A useful exercise: list every inbound path to production that a human operator has used in the last 90 days. If the bastion is not the only one on the list — and in most estates it is not — the bastion's threat model is not your organization's threat model.
Assumption: the credential is the identity
Classic bastions gate access by SSH key. A key is convenient, but it is not an identity. Keys get shared, cached on laptops, backed up into developer dotfile repos, and — with surprising regularity — committed to public code hosts. A compromised key looks identical to a legitimate key at the bastion. The bastion has no way to distinguish a contractor's laptop from the laptop of the attacker who phished them.
The mitigations everyone knows — short-lived certificates, hardware-backed keys, an SSH CA — help, but they only help to the extent they are actually enforced. In environments with a mix of human operators, long-running scripts, and third-party support sessions, the weakest credential defines the model.
Assumption: the session is unobservable by the bastion
The bastion typically sees the connection attempt and then forwards bytes. It has no view of what the operator is doing once the session is brokered. If the session is recorded at all, it is recorded by a sidecar or a screen-scraper running on the target, not by the bastion. That arrangement has two consequences.
- Evidence is distributed across every target, with the usual retention, tampering, and consistency problems.
- A compromise of a single target also compromises that target's evidence — the attacker lands on the host with the recorder and has the same privileges as the recorder.
Assumption: the bastion authorizes, not just authenticates
The bastion authenticates the operator and then, in most deployments, forwards the connection.
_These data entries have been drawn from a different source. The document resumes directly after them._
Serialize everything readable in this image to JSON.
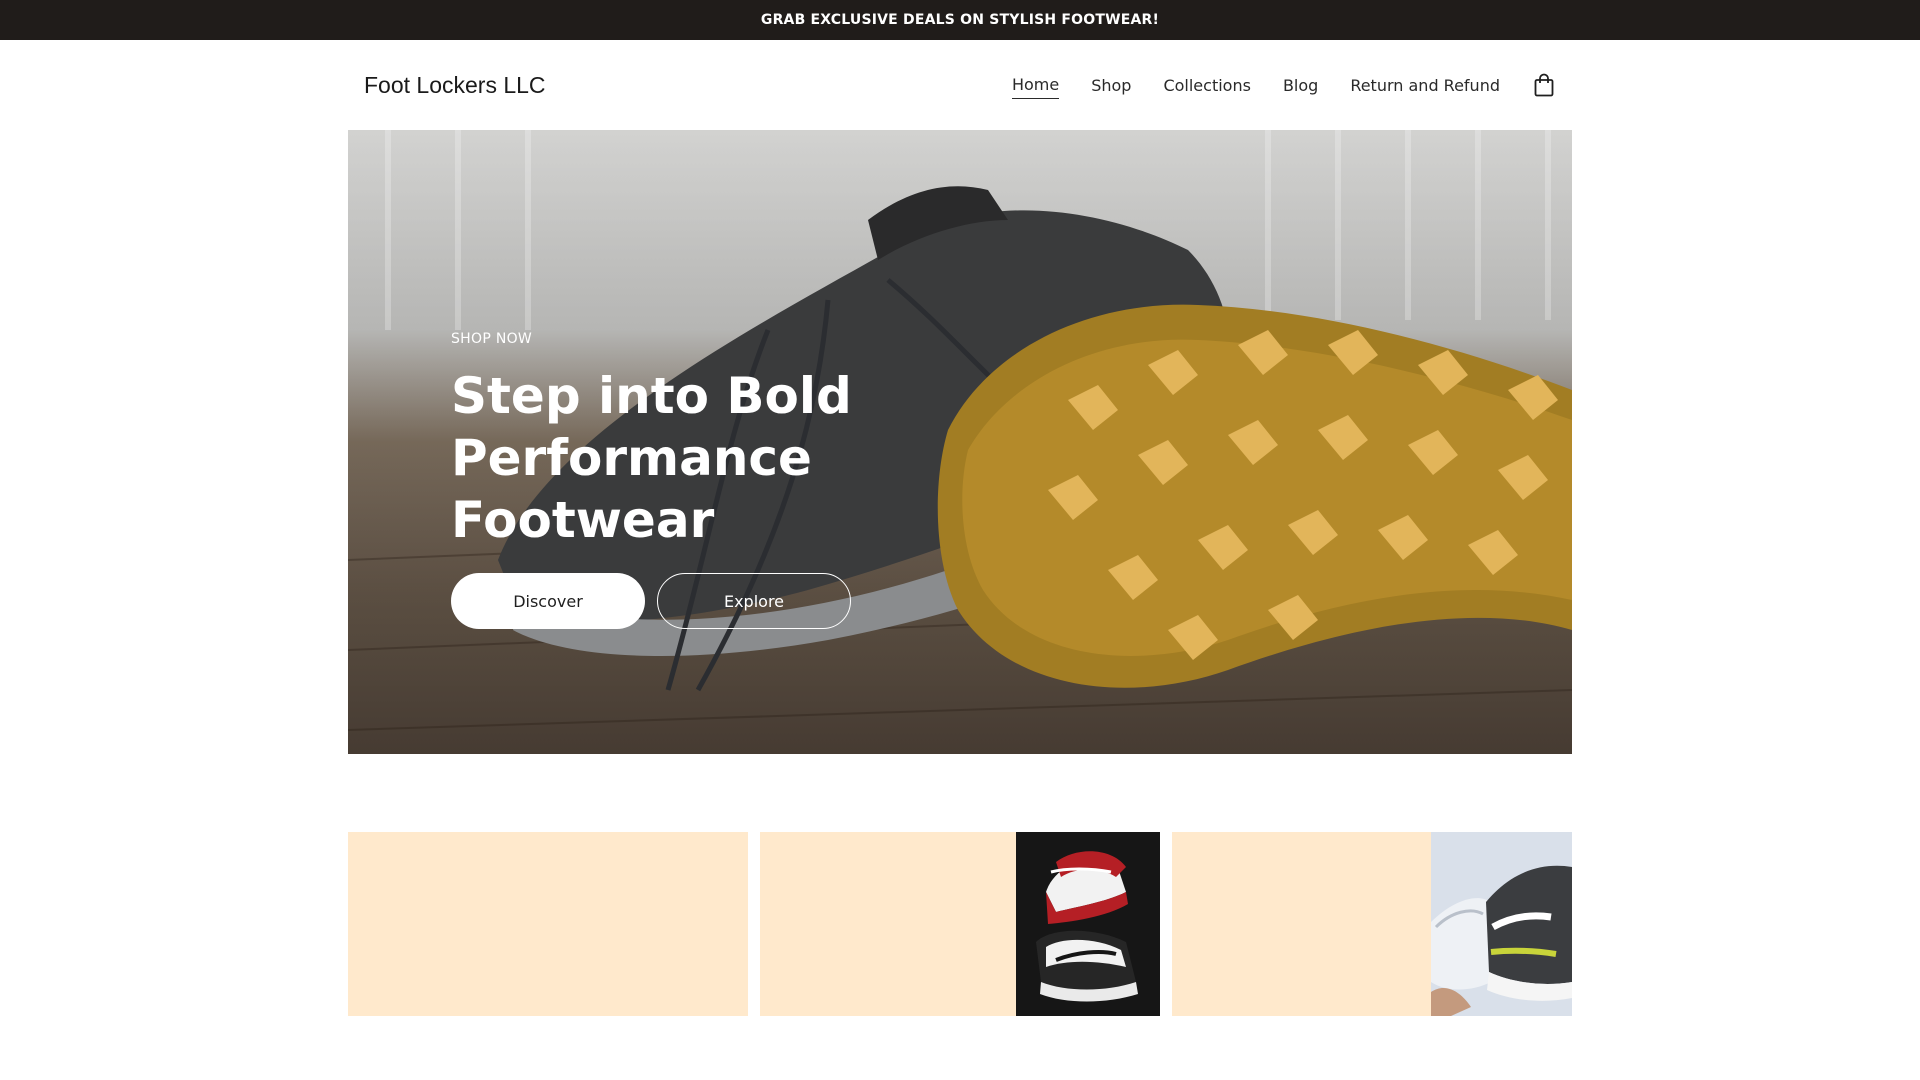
{
  "announcement": "GRAB EXCLUSIVE DEALS ON STYLISH FOOTWEAR!",
  "header": {
    "logo": "Foot Lockers LLC",
    "nav": [
      {
        "label": "Home",
        "active": true
      },
      {
        "label": "Shop",
        "active": false
      },
      {
        "label": "Collections",
        "active": false
      },
      {
        "label": "Blog",
        "active": false
      },
      {
        "label": "Return and Refund",
        "active": false
      }
    ],
    "cart_icon": "shopping-bag-icon"
  },
  "hero": {
    "kicker": "SHOP NOW",
    "headline": "Step into Bold Performance Footwear",
    "primary_button": "Discover",
    "secondary_button": "Explore"
  },
  "cards": [
    {
      "image": "none"
    },
    {
      "image": "sneaker-black-red-white"
    },
    {
      "image": "sneaker-white-grey-hand"
    }
  ],
  "colors": {
    "announcement_bg": "#201c1a",
    "card_bg": "#ffe9cc",
    "text": "#1f1f1f",
    "white": "#ffffff"
  }
}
Fine-grained authorization — which commands, which hosts, at which times — is typically delegated to sudoers, to ACLs on the target, or to nothing at all. That delegation is invisible from the bastion. Two operators with the same SSH key can have very different effective authority, and the bastion cannot tell you which.
Where this leaves the pattern
None of these failures are new, and none of them mean the bastion is useless. They do mean that a bastion is a necessary-but-not-sufficient answer. The control you actually want is a policy-enforcing, identity-authenticating, session-observing intermediary — what the industry has started calling a privileged access gateway, and what Wardengate is built to be.
In practical terms, the three-sentence version of the upgrade path looks like this. Keep the choke-point property of the bastion; replace the 'one hardened host' with 'a policy-evaluating broker that terminates the protocol.' Replace 'key-equals-identity' with 'identity from the IdP, credential injected by the broker.' Replace 'session is unobservable' with 'session is recorded at the broker, where the operator cannot reach the recorder.'
One closing note on operational realism
A common objection is that any of the above adds friction. It does — but less than teams expect, and dramatically less than the friction of an actual breach review. A security engineer at a Fortune 500 financial services firm described the switch this way during a roundtable last fall: 'We stopped having the argument about who can reach what. The policy answers it, and the policy is in git.' That is the operational win the threat model is pointing at. The failure modes above are not abstract; they cost time every week. A gateway removes the argument.